Barbara Abercrombie, the instructor, asked us to do several 5-minute writing exercises. Here are a few samples. The titles in bold were the assigned topics.
Okay, maybe it’s a habit or maybe an obsession. But, it doesn’t matter. I do it. I do it everyday. When the radio alarm starts playing some piece of classical music I get up in the dark – not even stopping to think maybe I’ll sleep in this morning – and turn off the alarm, go into the bathroom, turn on the light, and begin to get ready to go to the gym. I never lay out my gym clothes the night before. No. I move back into the bedroom and slowly open the armoire doors and pull open the drawers to get my socks, sports bra, tights. Then I gently close the doors so I won’t wake my husband. Then I go back into the bathroom and get dressed. Every morning it’s the same thing – get up, get my clothes, get dressed, wash up, and I’m out the door.
What Stays the Same in My Life
No matter what I do, what I say, Bob loves me. The look of love I see in his blue eyes when he takes my face in his hands is a constant.

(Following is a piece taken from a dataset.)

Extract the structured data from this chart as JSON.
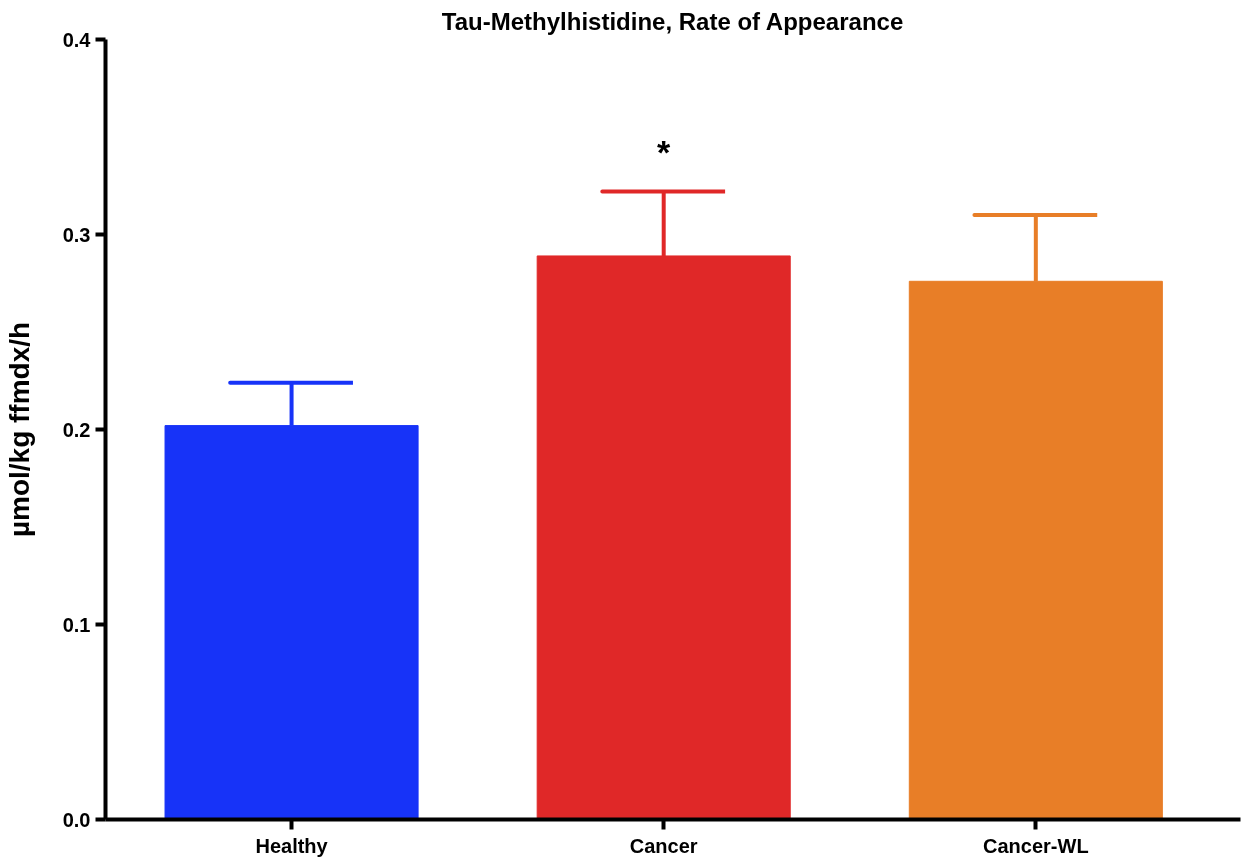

We’ve been through so much together in our 38-year old marriage – illnesses, deaths, good economic times, bad economic times, and certainly times when his scientific mind and my creative mind don’t see eye to eye. His tastes and mine don’t always jive, his needs don’t coincide with mine, and yet his love for me is always there. I can rely on it. I cherish it. And I know I must preserve it.
What I Believe
I believe that I can accomplish anything that I want – I think a bold statement for someone who grew up in the 1940s and 50s. I got a college degree despite my dad’s insistence that girls need only secretarial training in preparation for marriage. I got a divorce in the mid 60s – not fazed by being called the Black Sheep of the family for going through it – when I realized I had a better chance of happiness without my then husband than with him. I changed my career from technical writer, programmer, realtor, development director, and proposal manager whenever it was necessary for my lifestyle or it was time to learn something new. And, I made space in my life for creativity – early on as a painter and later as a writer. I love to mentor young women and encourage them to follow their dreams. For I believe women – especially now when equality between men and women is must – can compete on the same level as their male peers. They only need the confidence and fortitude to believe in themselves. I believe in yes I can. Yes we can.
Where My Memoir Takes Place
Paul’s room was small and dark. He kept his shades closed so he couldn’t look out to the yard. His double-size bed was pushed over to the wall and instead of using the new bedspread I had bought for him when he came back home to live, he coved his bed with the black comforter I gave him when he went to college. He had a big overstuffed brown chair in there though I don’t think he sat in it very much. Instead he’d lie on his bed or sit cross legged on the floor – his back up against the bed. He also liked to be in his closet. He composed music in there. He had his electronic keyboards, speakers, drum machine all in his closet. Plus, his collection of vinyl jazz records and books – all in alphabetical order on the shelves. When we first moved into our home I had a carpenter put up a wall of shelves in the closet. And through the years the contents on those shelves changed – from Dr. Seuss and Richard Scary books and legos to dungeon and dragon figures and games and miniature trains to adult books that included the complete works of Henry Miller and biographies of Miles Davis and John Lennon.